A Field Guide to Science & Culture
Theory . Storytelling . Transformation

The web page clip (edited and reproduced below) aptly describes the recent past and future direction of Cultural Resources Management (CRM) research and Historic Preservation civic tourism:

"... send them out into the world, have them report back. I don't actually want raw, unmediated access for I expect to be thoroughly cossetted. I need information that is more voluminous, less managed, and more personal than ever before -- vicarious consumers, an exchange mediating buyers and sellers, some managerial capability, some test cases, a little research, not very deep pockets, a website..." [cf.  April 03, 2006 The Experience Exchange, by Grant McCracken].

Sounds like the services offered by the Pecos Conference, Crow Canyon, and Old Pueblo.

I often think of a friend who spoke of his experience accessing the pyramid entrance into the Louvre Museum.

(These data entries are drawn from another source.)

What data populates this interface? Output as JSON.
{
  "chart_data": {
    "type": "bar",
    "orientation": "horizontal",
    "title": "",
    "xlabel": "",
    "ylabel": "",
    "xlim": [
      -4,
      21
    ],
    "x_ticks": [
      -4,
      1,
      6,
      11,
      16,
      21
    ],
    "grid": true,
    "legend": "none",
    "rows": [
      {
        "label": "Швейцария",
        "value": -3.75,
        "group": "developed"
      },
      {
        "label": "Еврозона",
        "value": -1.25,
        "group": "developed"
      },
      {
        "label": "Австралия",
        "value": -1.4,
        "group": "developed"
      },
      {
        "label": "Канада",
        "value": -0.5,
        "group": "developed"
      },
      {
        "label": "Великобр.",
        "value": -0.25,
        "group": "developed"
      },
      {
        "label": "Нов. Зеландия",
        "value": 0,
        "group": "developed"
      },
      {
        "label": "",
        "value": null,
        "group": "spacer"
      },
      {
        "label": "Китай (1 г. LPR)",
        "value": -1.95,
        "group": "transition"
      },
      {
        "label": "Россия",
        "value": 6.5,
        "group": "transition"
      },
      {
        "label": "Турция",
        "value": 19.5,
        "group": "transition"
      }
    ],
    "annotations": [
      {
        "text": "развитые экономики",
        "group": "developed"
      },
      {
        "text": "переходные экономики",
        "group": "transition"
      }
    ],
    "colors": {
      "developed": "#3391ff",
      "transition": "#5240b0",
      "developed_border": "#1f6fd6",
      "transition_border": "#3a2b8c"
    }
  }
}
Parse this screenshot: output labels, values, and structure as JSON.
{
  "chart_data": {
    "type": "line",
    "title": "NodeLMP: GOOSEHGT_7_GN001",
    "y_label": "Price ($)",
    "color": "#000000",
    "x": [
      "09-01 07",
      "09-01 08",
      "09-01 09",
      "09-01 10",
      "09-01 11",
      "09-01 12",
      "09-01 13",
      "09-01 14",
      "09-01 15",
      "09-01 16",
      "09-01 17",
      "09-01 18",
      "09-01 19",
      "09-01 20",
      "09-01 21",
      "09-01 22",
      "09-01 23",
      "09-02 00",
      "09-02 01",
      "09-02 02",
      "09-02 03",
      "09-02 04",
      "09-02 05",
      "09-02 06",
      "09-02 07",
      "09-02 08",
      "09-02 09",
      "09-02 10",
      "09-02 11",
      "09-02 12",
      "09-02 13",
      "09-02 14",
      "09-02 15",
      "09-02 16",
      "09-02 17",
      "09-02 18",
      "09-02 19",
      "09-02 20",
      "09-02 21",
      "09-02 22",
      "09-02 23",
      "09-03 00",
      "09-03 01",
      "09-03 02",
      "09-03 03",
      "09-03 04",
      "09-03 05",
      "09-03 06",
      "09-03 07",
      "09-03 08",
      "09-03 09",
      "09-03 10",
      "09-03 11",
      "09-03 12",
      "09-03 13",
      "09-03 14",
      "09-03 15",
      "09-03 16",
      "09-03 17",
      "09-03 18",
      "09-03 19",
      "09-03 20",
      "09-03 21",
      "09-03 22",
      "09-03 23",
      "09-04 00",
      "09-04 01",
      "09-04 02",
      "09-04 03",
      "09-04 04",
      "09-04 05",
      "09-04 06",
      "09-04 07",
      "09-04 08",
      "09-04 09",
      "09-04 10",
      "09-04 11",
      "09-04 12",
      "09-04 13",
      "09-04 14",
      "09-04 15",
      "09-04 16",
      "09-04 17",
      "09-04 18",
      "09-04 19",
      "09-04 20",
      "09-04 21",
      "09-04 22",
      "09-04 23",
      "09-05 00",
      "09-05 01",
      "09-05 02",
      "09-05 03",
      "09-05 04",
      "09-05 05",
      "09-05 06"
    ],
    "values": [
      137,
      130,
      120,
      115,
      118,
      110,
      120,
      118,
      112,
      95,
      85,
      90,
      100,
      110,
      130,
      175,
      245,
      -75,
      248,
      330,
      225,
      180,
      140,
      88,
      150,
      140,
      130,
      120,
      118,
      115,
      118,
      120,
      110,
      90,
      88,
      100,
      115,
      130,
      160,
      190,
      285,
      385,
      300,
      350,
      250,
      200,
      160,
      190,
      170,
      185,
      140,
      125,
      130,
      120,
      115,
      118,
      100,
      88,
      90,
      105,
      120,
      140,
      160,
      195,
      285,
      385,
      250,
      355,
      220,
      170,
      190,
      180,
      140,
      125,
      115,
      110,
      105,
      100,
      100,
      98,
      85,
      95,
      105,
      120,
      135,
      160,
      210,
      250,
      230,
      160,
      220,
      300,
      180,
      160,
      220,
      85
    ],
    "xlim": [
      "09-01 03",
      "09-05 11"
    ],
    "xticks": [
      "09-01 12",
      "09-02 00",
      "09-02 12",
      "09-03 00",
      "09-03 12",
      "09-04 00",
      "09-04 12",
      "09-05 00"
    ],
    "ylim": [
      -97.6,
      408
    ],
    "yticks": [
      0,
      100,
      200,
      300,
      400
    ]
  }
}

By disclaiming such knowledge, he attempted establishment -- setting a put in an open-market exchange measuring his knowledge and worth. Relative pricing -- certainly, his knowledge and experience more valuable when others around him did not possess the first-hand experience.

The world works precisely this way. And, this is why the technologies of education -- and the works of great literature and science research -- remain so vitally important down through the ages.

The tools and products of literacy provide a democratic means to distribute useful, consumable, and testable knowledge with values that far exceed the value of the entertainment knowledge for which we so often settle.